Creatives often struggle with how to raise their hourly rates assertively and politely. How do you go from $50/hour to $60/hour? Ramit Sethi explains his three-step formula for gradually increasing his hourly rate on his blog I Will Teach You To Be Rich:

  1. Let the client know what you’ve already done for them.
  2. Let the client know you are going to be adding more value.
  3. Explain why the rate is going up.

But how exactly might we communicate this to the client? Using the example of a tutor negotiating with their student’s mother, Sethi gives us the specific vocabulary to ask for more: 

Hello Nancy,

Just wanted to give you a quick update on how things are going.

This year I’m going to be making a few changes. First, I’m going to be adding a complimentary review session, once a month, where Betty can come in along with a few other students and we can focus on specific tactical questions that they have about their math homework and the upcoming preparatory test that they need to work on. 

Second, I also want to let you know that I’m going to be increasing my rates from $50 – $60/hour. If this is an issue, let me know – I’m happy to recommend other people at a lower price. But I believe that with the progress Betty and I have already made – plus the work that we’ve put in and the complimentary review sessions – that this continues to be a great value.

So I’m looking forward to hearing from you, and I hope things are going really well.

Sethi stresses that it’s the consultant’s job to make their client successful. Therefore serving your client should be the focus of your negotiation, not the extraction of as much money as possible.

Watch a quick video reiterating these points below.

  • jmcaddell

    I believe there is a better approach. One thing consultants do is set expectations with clients that prices don’t ever increase. They do that by letting years go by without increasing prices! Then, they give themselves what feels like a well-deserved 20% bump after 5 years, and the client freaks out (no matter what added value goes along with it).
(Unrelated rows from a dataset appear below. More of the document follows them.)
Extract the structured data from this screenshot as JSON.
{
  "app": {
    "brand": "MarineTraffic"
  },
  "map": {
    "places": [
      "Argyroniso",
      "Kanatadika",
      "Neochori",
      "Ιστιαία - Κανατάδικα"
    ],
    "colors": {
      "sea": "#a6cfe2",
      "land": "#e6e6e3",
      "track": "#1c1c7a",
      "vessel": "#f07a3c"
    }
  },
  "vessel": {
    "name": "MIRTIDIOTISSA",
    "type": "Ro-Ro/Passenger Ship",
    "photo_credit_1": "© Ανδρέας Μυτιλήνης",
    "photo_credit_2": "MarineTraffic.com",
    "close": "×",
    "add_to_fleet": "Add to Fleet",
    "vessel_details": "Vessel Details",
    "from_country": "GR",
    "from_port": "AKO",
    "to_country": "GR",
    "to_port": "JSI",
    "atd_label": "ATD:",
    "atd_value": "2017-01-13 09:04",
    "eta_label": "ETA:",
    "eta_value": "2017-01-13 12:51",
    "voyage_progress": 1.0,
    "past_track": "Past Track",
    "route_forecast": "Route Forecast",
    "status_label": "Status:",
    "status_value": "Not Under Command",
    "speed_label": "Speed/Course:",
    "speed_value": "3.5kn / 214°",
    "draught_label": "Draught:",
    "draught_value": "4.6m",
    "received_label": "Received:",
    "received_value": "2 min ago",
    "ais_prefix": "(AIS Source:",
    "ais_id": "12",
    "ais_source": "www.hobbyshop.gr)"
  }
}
    My mother-in-law helped me solve the problem. She told me about when she owned rental properties; she figured out that she lost fewer tenants and gained more revenue by increasing prices a small amount (5% or so) each year, as opposed to holding rents for a few years and then raising prices (ironically, the same small increase after several years of no increase still caused an uproar). The small price increase became something people got used to, and revenue went up every year. The small increase wasn’t enough to give them an incentive to hunt around for a better deal.
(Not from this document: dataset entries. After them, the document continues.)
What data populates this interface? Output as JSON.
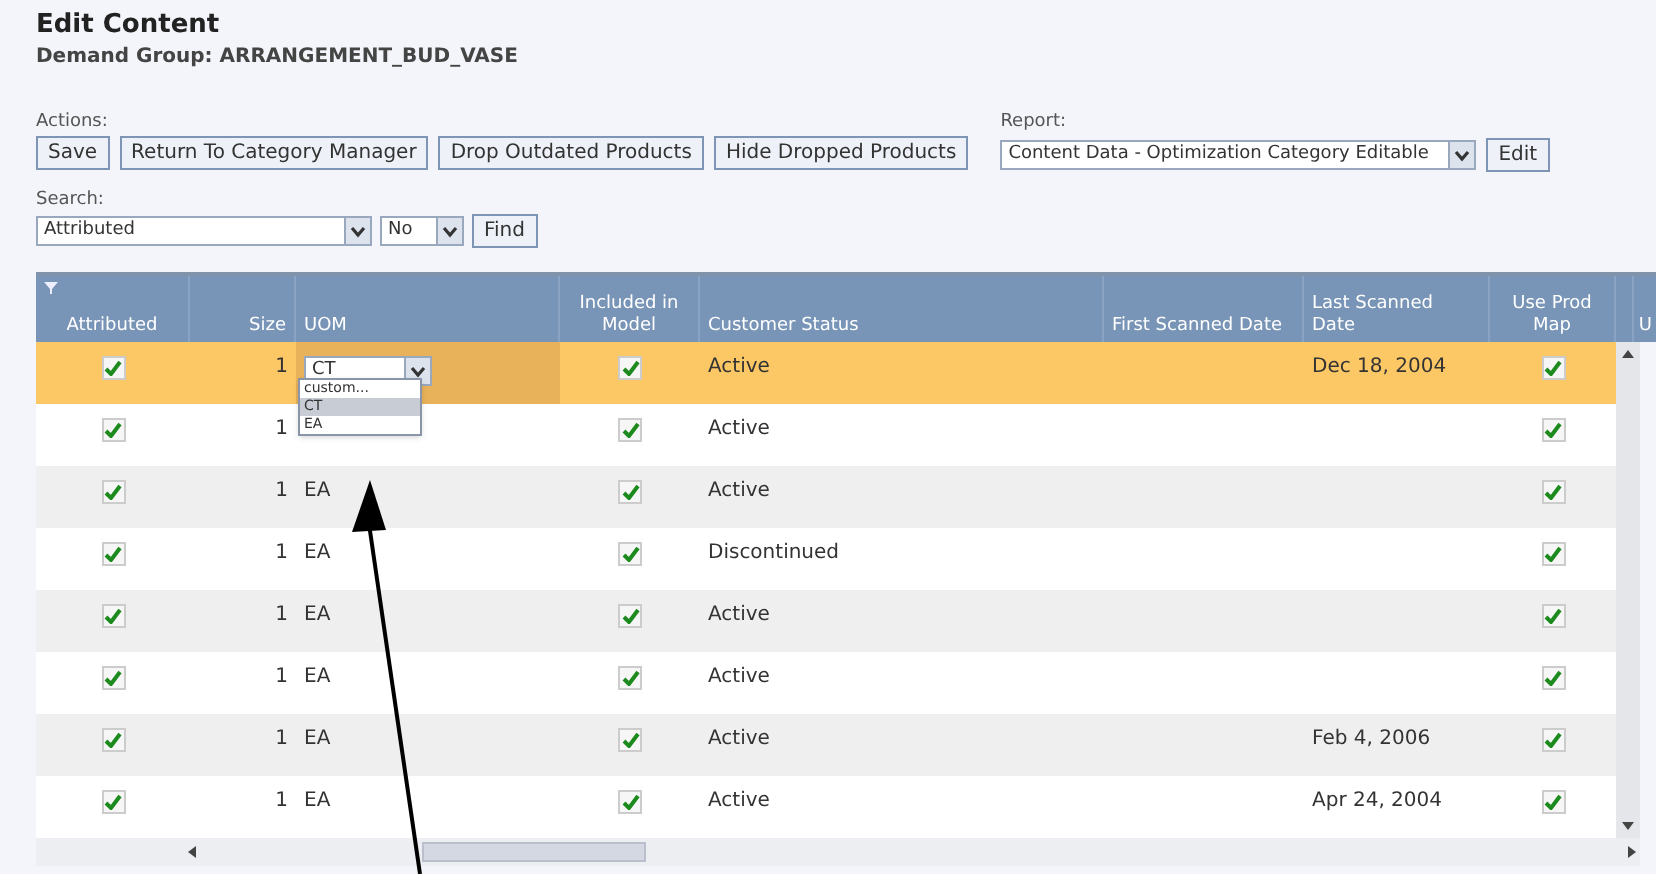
{
  "page": {
    "title": "Edit Content",
    "subtitle": "Demand Group: ARRANGEMENT_BUD_VASE"
  },
  "actions": {
    "label": "Actions:",
    "buttons": [
      "Save",
      "Return To Category Manager",
      "Drop Outdated Products",
      "Hide Dropped Products"
    ]
  },
  "report": {
    "label": "Report:",
    "value": "Content Data - Optimization Category Editable",
    "button": "Edit"
  },
  "search": {
    "label": "Search:",
    "field": "Attributed",
    "operator": "No",
    "button": "Find"
  },
  "table": {
    "columns": [
      "Attributed",
      "Size",
      "UOM",
      "Included in Model",
      "Customer Status",
      "First Scanned Date",
      "Last Scanned Date",
      "Use Prod Map",
      "U"
    ],
    "rows": [
      {
        "selected": true,
        "attributed": true,
        "size": "1",
        "uom": {
          "kind": "dropdown",
          "value": "CT"
        },
        "included": true,
        "status": "Active",
        "last": "Dec 18, 2004",
        "use_prod_map": true
      },
      {
        "selected": false,
        "attributed": true,
        "size": "1",
        "included": true,
        "status": "Active",
        "use_prod_map": true
      },
      {
        "selected": false,
        "attributed": true,
        "size": "1",
        "uom": {
          "kind": "text",
          "value": "EA"
        },
        "included": true,
        "status": "Active",
        "use_prod_map": true
      },
      {
        "selected": false,
        "attributed": true,
        "size": "1",
        "uom": {
          "kind": "text",
          "value": "EA"
        },
        "included": true,
        "status": "Discontinued",
        "use_prod_map": true
      },
      {
        "selected": false,
        "attributed": true,
        "size": "1",
        "uom": {
          "kind": "text",
          "value": "EA"
        },
        "included": true,
        "status": "Active",
        "use_prod_map": true
      },
      {
        "selected": false,
        "attributed": true,
        "size": "1",
        "uom": {
          "kind": "text",
          "value": "EA"
        },
        "included": true,
        "status": "Active",
        "use_prod_map": true
      },
      {
        "selected": false,
        "attributed": true,
        "size": "1",
        "uom": {
          "kind": "text",
          "value": "EA"
        },
        "included": true,
        "status": "Active",
        "last": "Feb 4, 2006",
        "use_prod_map": true
      },
      {
        "selected": false,
        "attributed": true,
        "size": "1",
        "uom": {
          "kind": "text",
          "value": "EA"
        },
        "included": true,
        "status": "Active",
        "last": "Apr 24, 2004",
        "use_prod_map": true
      }
    ]
  },
  "uom_dropdown": {
    "options": [
      {
        "label": "custom...",
        "selected": false
      },
      {
        "label": "CT",
        "selected": true
      },
      {
        "label": "EA",
        "selected": false
      }
    ]
  }
}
    I’ve seen this play out in several different contexts. A small yearly increase doesn’t need elaborate justification. Then, if you do add on a new piece with significant value, you can charge for that, too, with the kind of explanation presented above.

    • Hamza Khan

      While your approach seems effective – and is fairly common practice in real estate – it’s still a bit coercive for my own liking. I think that every increase justifies an explanation. That being said, I do recognize how tedious that can be. How have most of your clients reacted to a fixed annual increase?

  • Richard

    Please stop the auto play on this video. It’s really annoying every time I open a new tab for an article in Behance to have this same video playing

  • Hamza Khan

    Right on, thanks for sharing! I’m going to try this approach with some of my clients.